Medidas cautelares ou provisórias 


Refletindo práticas atuais de outros setores de infraestrutura, a minuta de norma estabelece a possibilidade de adoção, pela entidade reguladora, de ofício ou por provocação, de medidas cautelares ou provisórias de reequilíbrio, previamente à decisão final sobre a revisão extraordinária (art. 77, caput).  


O processamento de solicitação de adoção de medidas dessa natureza será condicionado à: (i) demonstração incontroversa de fato gerador de desequilíbrio; e (ii) prévia admissibilidade do pleito de revisão extraordinária (art. 77, § 1º). 


A respeito das medidas cautelares, essas poderão ser adotadas quando houver risco iminente: (i) à continuidade e à qualidade da prestação de serviços; ou (ii) à solvência do prestador e ao cumprimento das obrigações previstas nos seus contratos de financiamento, que possam levar ao vencimento antecipado da dívida (art. 78, caput). 


Para aplicação de medida cautelar, é necessário desenvolver fundamentação detalhada, com indicação expressa dos motivos da urgência e dos riscos envolvidos, sendo vedada a adoção de tais medidas quando houver risco de irreversibilidade dos seus efeitos (art. 78, §§ 1º e 2º).   


Como possíveis medidas cautelares, são mencionadas as providências de: (i) pagamento de indenização provisória ao prestador; ou (ii) suspensão temporária de obrigações de pagamento previstas no contrato, inclusive referentes à outorga ou a outras obrigações financeiras não vencidas (art. 78, § 3º).  

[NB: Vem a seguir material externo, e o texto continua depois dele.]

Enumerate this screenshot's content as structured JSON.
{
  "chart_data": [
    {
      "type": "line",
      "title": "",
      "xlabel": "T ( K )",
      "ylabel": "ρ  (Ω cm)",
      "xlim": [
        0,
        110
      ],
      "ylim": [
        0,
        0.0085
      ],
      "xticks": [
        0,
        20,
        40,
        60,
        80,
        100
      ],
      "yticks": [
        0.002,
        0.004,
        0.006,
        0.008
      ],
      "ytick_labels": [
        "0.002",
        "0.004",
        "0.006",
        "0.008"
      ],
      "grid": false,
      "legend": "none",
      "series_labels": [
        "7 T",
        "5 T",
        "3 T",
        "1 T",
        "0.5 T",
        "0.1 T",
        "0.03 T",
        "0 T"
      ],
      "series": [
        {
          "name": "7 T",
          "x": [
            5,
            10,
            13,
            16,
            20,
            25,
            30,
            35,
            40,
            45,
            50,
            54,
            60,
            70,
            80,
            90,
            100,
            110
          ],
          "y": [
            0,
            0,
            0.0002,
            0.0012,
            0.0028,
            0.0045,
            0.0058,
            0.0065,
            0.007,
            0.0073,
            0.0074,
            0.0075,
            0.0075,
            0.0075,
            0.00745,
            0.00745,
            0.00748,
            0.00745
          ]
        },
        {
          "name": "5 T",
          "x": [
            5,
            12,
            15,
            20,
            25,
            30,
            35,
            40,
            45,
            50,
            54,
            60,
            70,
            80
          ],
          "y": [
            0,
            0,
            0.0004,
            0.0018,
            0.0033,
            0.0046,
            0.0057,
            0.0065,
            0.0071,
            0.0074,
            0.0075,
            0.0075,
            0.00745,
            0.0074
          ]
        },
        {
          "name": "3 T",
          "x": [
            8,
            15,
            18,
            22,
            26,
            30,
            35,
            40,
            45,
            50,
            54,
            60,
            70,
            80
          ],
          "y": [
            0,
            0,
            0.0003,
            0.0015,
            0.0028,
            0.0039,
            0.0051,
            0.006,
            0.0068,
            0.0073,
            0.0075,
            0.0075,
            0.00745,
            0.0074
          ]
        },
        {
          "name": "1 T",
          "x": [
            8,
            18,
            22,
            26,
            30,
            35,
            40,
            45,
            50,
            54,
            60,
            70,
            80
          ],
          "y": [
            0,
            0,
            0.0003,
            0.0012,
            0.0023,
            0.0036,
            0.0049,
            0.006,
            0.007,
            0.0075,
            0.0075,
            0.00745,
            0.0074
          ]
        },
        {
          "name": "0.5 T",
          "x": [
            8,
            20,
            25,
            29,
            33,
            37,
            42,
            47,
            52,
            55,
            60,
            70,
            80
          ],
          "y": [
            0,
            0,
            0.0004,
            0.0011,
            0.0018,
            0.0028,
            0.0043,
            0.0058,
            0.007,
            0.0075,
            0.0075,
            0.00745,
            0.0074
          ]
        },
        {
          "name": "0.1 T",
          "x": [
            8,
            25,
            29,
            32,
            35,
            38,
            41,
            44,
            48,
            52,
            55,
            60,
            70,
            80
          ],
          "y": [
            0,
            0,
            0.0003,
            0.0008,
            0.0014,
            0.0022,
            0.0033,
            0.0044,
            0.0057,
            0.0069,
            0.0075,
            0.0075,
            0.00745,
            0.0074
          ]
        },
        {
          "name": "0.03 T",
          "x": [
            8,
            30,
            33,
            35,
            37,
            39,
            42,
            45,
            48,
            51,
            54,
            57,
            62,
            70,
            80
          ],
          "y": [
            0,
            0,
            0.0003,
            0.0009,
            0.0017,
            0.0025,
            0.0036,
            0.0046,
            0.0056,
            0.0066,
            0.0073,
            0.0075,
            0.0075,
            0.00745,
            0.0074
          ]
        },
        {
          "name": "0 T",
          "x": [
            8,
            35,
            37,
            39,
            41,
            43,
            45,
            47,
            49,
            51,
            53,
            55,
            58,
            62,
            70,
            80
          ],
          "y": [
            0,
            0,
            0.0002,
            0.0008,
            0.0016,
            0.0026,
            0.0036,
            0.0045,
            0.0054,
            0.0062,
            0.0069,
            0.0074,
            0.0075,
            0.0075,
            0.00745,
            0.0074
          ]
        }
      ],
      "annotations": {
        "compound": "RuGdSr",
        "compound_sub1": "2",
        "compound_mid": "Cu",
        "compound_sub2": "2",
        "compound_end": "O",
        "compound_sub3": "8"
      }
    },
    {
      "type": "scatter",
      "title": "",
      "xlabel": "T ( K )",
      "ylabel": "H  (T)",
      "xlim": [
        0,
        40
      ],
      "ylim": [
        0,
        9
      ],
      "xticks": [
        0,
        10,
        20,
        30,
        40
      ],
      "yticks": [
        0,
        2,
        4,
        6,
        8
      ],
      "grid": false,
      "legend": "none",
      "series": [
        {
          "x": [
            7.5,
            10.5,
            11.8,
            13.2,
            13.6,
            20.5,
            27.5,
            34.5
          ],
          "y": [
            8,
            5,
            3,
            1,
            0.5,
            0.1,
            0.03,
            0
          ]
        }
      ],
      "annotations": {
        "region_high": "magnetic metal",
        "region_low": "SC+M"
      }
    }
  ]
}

Quanto às medidas provisórias, essas poderão ser adotadas quando a mensuração definitiva do impacto: (i) exigir instrução processual prolongada ou de alta complexidade; ou (ii) depender de variável ainda não definida por ato normativo competente, desde que o impacto preliminar seja incontroverso e mensurável com base em projeções ou em normativos vigentes (art. 79, caput).  


As medidas provisórias, nos termos da minuta de norma, estarão restritas ao montante financeiro ou à parcela do impacto cuja materialidade esteja inequivocadamente comprovada, visando à minimizar a formação de passivos regulatórios acumulados, preservar a modicidade tarifária e assegurar a estabilidade do contrato (art. 79, p.u.).  


Não houve, contudo, definição sobre quais são as possíveis medidas provisórias a serem adotadas, sendo esse um ponto possível de contribuição ao processo de elaboração da norma.  


Concluído o processo de revisão extraordinária, com a consequente definição do valor efetivo de desequilíbrio, a entidade reguladora promoverá o encontro de contas entre: (i) os valores relativos pagos ou concedidos a título de medida cautelar e provisória; e (ii) o montante efetivo a ser recomposto, sendo que eventual saldo credor perante qualquer das partes será ajustado por meio dos mecanismos de reequilíbrio previstos no contrato ou em regulamento (art. 80).  

 

Considerações finais 


Por todo o exposto, observa-se que a proposta de norma de referência da ANA tende a proporcionar maior objetividade e previsibilidade ao processo de recomposição do equilíbrio econômico-financeiro contratual, ao vincular sua aplicação à matriz de riscos, definir requisitos cumulativos de admissibilidade e prazos referenciais e introduzir a possibilidade de medidas cautelares e provisórias previamente à decisão final, seguindo as melhores práticas já adotadas em outros setores de infraestrutura.  


A equipe do Navarro Prado, Nefussi Mandel & Santos Silva Advogados permanecerá acompanhando de perto as movimentações do setor de saneamento básico, estando atenta à atuação da ANA e às novas normas de referência que venham a ser editadas pela Agência.